‘’Anthôman’’ : Le film ivoirien qui célèbre l’honneur et la mémoire des femmes et des familles

‘’Anthôman’’, pour l’honneur, le nouveau long métrage du réalisateur ivoirien Jacques Tra-bi, promet d’émouvoir le public féminin par sa force narrative et sa sensibilité. Présenté en avant-première privée le 24 juillet au Plateau et attendu en salle le 29 juillet au Pathé Cap-Sud, ce film, tourné en Côte d’Ivoire et en France, mêle drame intime et fresque historique tout en rendant hommage aux valeurs et aux liens qui tissent la vie villageoise.

Ancré dans le quotidien de Blanoufla, Anthôman raconte l’amitié bouleversée entre Gooré, un batteur talentueux, et Kalou, un danseur. Un accident tragique lors d’une partie de chasse transforme leurs vies et déclenche une quête d’honneur qui résonnera dans toutes les familles du village. Accusé malgré l’échec du Zri rite traditionnel censé trancher la vérité  Gooré choisit de s’engager dans l’armée : revenir vivant du front deviendra pour lui le seul moyen de laver son nom et protéger l’honneur de sa famille.

Le film parle autant aux cœurs qu’aux esprits. Quatre langues y sont parlées Français, Guéré, Gouro et Baoulé, ce qui donne une grande authenticité aux dialogues et aux relations intergénérationnelles. Les personnages féminins, bien que non détaillés dans la projection presse, apparaissent comme des piliers de la communauté : mères, sœurs et compagnes y incarnent la résilience, la douleur et l’espoir, souvent en silence mais toujours avec une présence déterminante.

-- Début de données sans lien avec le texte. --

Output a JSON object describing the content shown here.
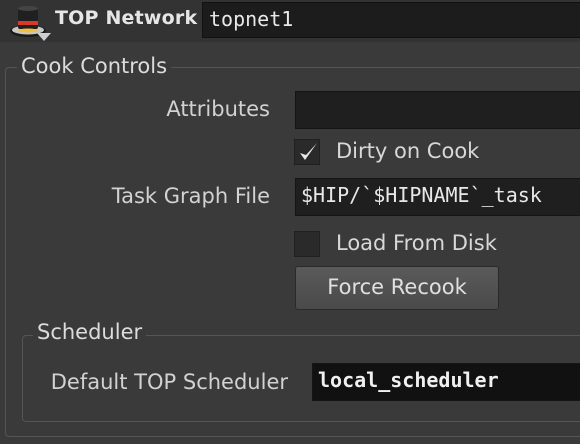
{
  "header": {
    "node_type_label": "TOP Network",
    "node_name": "topnet1",
    "icon": "top-network-hat-icon"
  },
  "cook_controls": {
    "title": "Cook Controls",
    "attributes_label": "Attributes",
    "attributes_value": "",
    "dirty_on_cook_label": "Dirty on Cook",
    "dirty_on_cook_checked": true,
    "task_graph_file_label": "Task Graph File",
    "task_graph_file_value": "$HIP/`$HIPNAME`_task",
    "load_from_disk_label": "Load From Disk",
    "load_from_disk_checked": false,
    "force_recook_label": "Force Recook"
  },
  "scheduler": {
    "title": "Scheduler",
    "default_top_scheduler_label": "Default TOP Scheduler",
    "default_top_scheduler_value": "local_scheduler"
  },
  "colors": {
    "panel_bg": "#3a3a3a",
    "field_bg": "#1f1f1f",
    "text": "#dcdcdc"
  }
}
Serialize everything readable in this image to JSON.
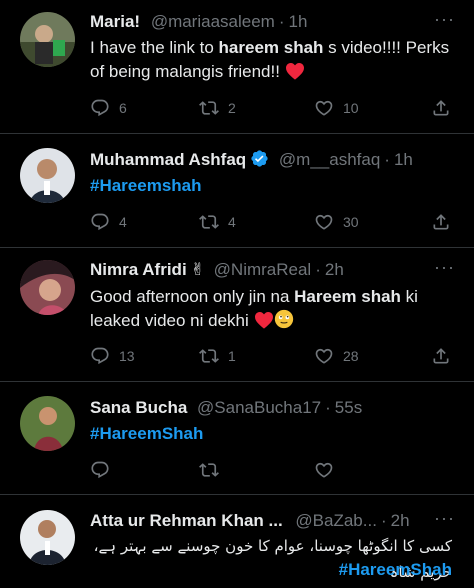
{
  "tweets": [
    {
      "name": "Maria!",
      "handle": "@mariaasaleem",
      "time": "1h",
      "text_pre": "I have the link to ",
      "text_bold": "hareem shah",
      "text_post": " s video!!!! Perks of being malangis friend!!",
      "replies": "6",
      "retweets": "2",
      "likes": "10"
    },
    {
      "name": "Muhammad Ashfaq",
      "handle": "@m__ashfaq",
      "time": "1h",
      "hashtag": "#Hareemshah",
      "replies": "4",
      "retweets": "4",
      "likes": "30"
    },
    {
      "name": "Nimra Afridi",
      "handle": "@NimraReal",
      "time": "2h",
      "text_pre": "Good afternoon only jin na ",
      "text_bold": "Hareem shah",
      "text_post": " ki leaked video ni dekhi",
      "replies": "13",
      "retweets": "1",
      "likes": "28"
    },
    {
      "name": "Sana Bucha",
      "handle": "@SanaBucha17",
      "time": "55s",
      "hashtag": "#HareemShah"
    },
    {
      "name": "Atta ur Rehman Khan ...",
      "handle": "@BaZab...",
      "time": "2h",
      "urdu": "کسی کا انگوٹھا چوسنا، عوام کا خون چوسنے سے بہتر ہے، حریم شاہ",
      "hashtag": "#HareemShah"
    }
  ],
  "icons": {
    "reply": "reply-icon",
    "retweet": "retweet-icon",
    "like": "heart-icon",
    "share": "share-icon",
    "more": "more-icon",
    "verified": "verified-badge-icon"
  },
  "colors": {
    "background": "#000000",
    "text": "#e7e9ea",
    "muted": "#71767b",
    "accent": "#1d9bf0",
    "divider": "#2f3336",
    "heart": "#f91880"
  }
}
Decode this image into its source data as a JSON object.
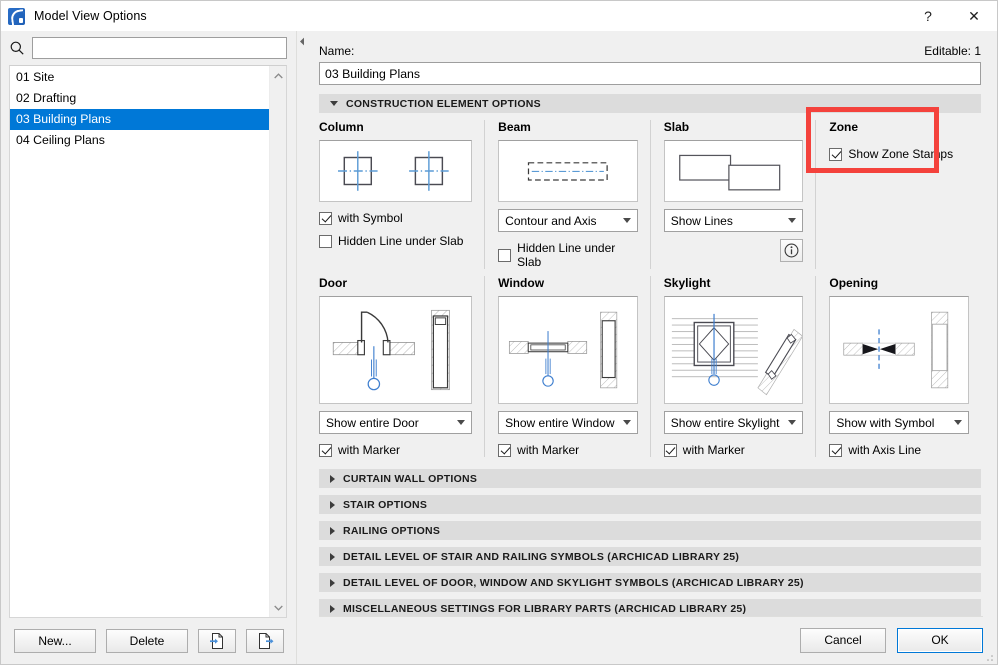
{
  "window": {
    "title": "Model View Options",
    "app_icon": "archicad-logo-icon",
    "help_btn": "?",
    "close_btn": "✕"
  },
  "sidebar": {
    "search_placeholder": "",
    "search_value": "",
    "search_icon": "search-icon",
    "items": [
      {
        "label": "01 Site",
        "selected": false
      },
      {
        "label": "02 Drafting",
        "selected": false
      },
      {
        "label": "03 Building Plans",
        "selected": true
      },
      {
        "label": "04 Ceiling Plans",
        "selected": false
      }
    ],
    "buttons": {
      "new": "New...",
      "delete": "Delete",
      "import_icon": "import-document-icon",
      "export_icon": "export-document-icon"
    }
  },
  "main": {
    "name_label": "Name:",
    "editable_label": "Editable: 1",
    "name_value": "03 Building Plans",
    "sections": {
      "construction": "CONSTRUCTION ELEMENT OPTIONS",
      "collapsed": [
        "CURTAIN WALL OPTIONS",
        "STAIR OPTIONS",
        "RAILING OPTIONS",
        "DETAIL LEVEL OF STAIR AND RAILING SYMBOLS (ARCHICAD LIBRARY 25)",
        "DETAIL LEVEL OF DOOR, WINDOW AND SKYLIGHT SYMBOLS (ARCHICAD LIBRARY 25)",
        "MISCELLANEOUS SETTINGS FOR LIBRARY PARTS (ARCHICAD LIBRARY 25)"
      ]
    },
    "elements": {
      "column": {
        "title": "Column",
        "check1": {
          "label": "with Symbol",
          "checked": true
        },
        "check2": {
          "label": "Hidden Line under Slab",
          "checked": false
        }
      },
      "beam": {
        "title": "Beam",
        "select": "Contour and Axis",
        "check": {
          "label": "Hidden Line under Slab",
          "checked": false
        }
      },
      "slab": {
        "title": "Slab",
        "select": "Show Lines",
        "info_icon": "info-icon"
      },
      "zone": {
        "title": "Zone",
        "check": {
          "label": "Show Zone Stamps",
          "checked": true
        },
        "highlight_color": "#f4423c"
      },
      "door": {
        "title": "Door",
        "select": "Show entire Door",
        "check": {
          "label": "with Marker",
          "checked": true
        }
      },
      "window": {
        "title": "Window",
        "select": "Show entire Window",
        "check": {
          "label": "with Marker",
          "checked": true
        }
      },
      "skylight": {
        "title": "Skylight",
        "select": "Show entire Skylight",
        "check": {
          "label": "with Marker",
          "checked": true
        }
      },
      "opening": {
        "title": "Opening",
        "select": "Show with Symbol",
        "check": {
          "label": "with Axis Line",
          "checked": true
        }
      }
    }
  },
  "footer": {
    "cancel": "Cancel",
    "ok": "OK"
  },
  "colors": {
    "selection_blue": "#0078d7",
    "accent_blue": "#4a90d9",
    "highlight_red": "#f4423c",
    "section_bg": "#dcdcdc",
    "dialog_bg": "#f0f0f0"
  }
}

Côté talent, le long métrage réunit des visages connus du cinéma ivoirien, comme Mahoula Kané, Amoin Koffi et Nestor Gahé, qui servent une histoire émouvante et profondément humaine. Jacques Trabi explique que  ‘’Anthôman’’ signifie pour l’honneur en gouro , sa langue maternelle, et qu’il a voulu montrer comment la Seconde Guerre mondiale, même lointaine, a reconfiguré les structures sociales et culturelles des villages africains.

La production du film est aussi une victoire collective. Produite par Prisca Marceleney, l’œuvre a mobilisé un budget de 450 millions de Fcfa, soutenu par des partenaires comme le Programme Clap Acp, l’Union européenne, TV5 Monde, l’Oif et le ministère de la Culture. Pour la productrice, cette aventure confirme que la détermination locale peut porter des projets ambitieux et porteurs de sens un message d’inspiration pour les femmes leaders et créatrices.

Pourquoi aller voir Anthôman ?

Pour l’émotion : une histoire d’amitié, de sacrifice et de quête d’honneur qui touche toutes les familles.

Pour l’authenticité : des dialogues en langues locales et des décors qui replongent dans la vie villageoise.

Pour l’inspiration : la présence d’une productrice engagée et d’équipes ivoiriennes confirmant la montée en puissance du cinéma local.

Rendez-vous le mercredi 29 juillet 2026, au Pathé Cap-Sud pour découvrir ce film qui célèbre la mémoire, l’honneur et la force discrète des femmes et des familles africaines. Une séance à partager entre amies, mères et sœurs, pour soutenir un cinéma qui raconte enfin nos histoires.